With great respect to Beldar, misappropriation of one's name is actually a tort. One could trademark one's name, but it would require establishing distinctiveness ( usually through "secondary meaning" which means I'm going to have to show an association in the public mind between my name and goods or services marked with it). As an example, I'll be unlikely to get a trademark for "Robin Roberts" but "Eddie Bauer" or "Yves St. Laurent" are obviously strong trademarks and are registered with the USPTO.
But that nitpicking done, the bottom line remains as Beldar wrote above.

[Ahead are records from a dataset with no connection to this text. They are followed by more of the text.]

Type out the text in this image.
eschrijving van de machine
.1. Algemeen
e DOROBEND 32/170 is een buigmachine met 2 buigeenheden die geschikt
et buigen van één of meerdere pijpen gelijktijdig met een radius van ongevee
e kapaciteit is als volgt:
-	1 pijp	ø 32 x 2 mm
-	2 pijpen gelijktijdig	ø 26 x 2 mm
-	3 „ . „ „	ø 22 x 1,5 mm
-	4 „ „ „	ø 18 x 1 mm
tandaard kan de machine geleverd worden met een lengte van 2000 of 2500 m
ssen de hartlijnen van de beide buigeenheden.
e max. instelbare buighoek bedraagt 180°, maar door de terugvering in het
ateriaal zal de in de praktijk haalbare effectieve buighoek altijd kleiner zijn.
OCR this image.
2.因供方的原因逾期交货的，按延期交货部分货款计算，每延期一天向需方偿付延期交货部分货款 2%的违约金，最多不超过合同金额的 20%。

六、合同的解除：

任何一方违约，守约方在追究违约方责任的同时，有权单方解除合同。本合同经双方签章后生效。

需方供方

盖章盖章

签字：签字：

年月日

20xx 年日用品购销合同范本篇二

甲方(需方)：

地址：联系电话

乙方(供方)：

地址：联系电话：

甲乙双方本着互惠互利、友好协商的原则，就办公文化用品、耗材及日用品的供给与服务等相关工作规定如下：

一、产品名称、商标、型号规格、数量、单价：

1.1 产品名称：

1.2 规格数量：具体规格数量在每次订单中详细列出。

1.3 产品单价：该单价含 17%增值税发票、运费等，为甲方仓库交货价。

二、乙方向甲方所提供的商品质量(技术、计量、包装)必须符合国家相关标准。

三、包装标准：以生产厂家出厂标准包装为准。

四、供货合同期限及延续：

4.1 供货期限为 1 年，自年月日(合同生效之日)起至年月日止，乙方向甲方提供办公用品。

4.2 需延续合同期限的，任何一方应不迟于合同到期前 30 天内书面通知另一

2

Robin's right, and we don't disagree, I think. I simply want to stress again that whether you're Yves St. Laurent or Wolf Blitzer, you have no duty running to unrelated third parties (like the plaintiff in this case) to prevent your name from being misappropriated. The consequence of your failure to sue whether on a tort theory or under a trademark theory (if you've so established and/or registered your name is that you won't get damages, you won't stop the misuse/misappropriate, and you'll arguably be estopped from ever bringing those claims yourself against the faker. One of the consequences is not that you've opened yourself up to civil liability from a plaintiff in a case like this one.
I really enjoy this kind of post. I'm a non-lawyer who nonetheless has some knowledge of law and is happy to learn more. Perhaps it's a good thing that distracting election business is over. ;)
(15) John made the following comment | Feb 23, 2005 12:57:06 PM | Permalink
Can't use John Doe pleading in federal court to circumvent a statute of limitations. See, e.g., Topia-Ortez v John Doe, 171 F.3d 150 (2d Cir. 1999).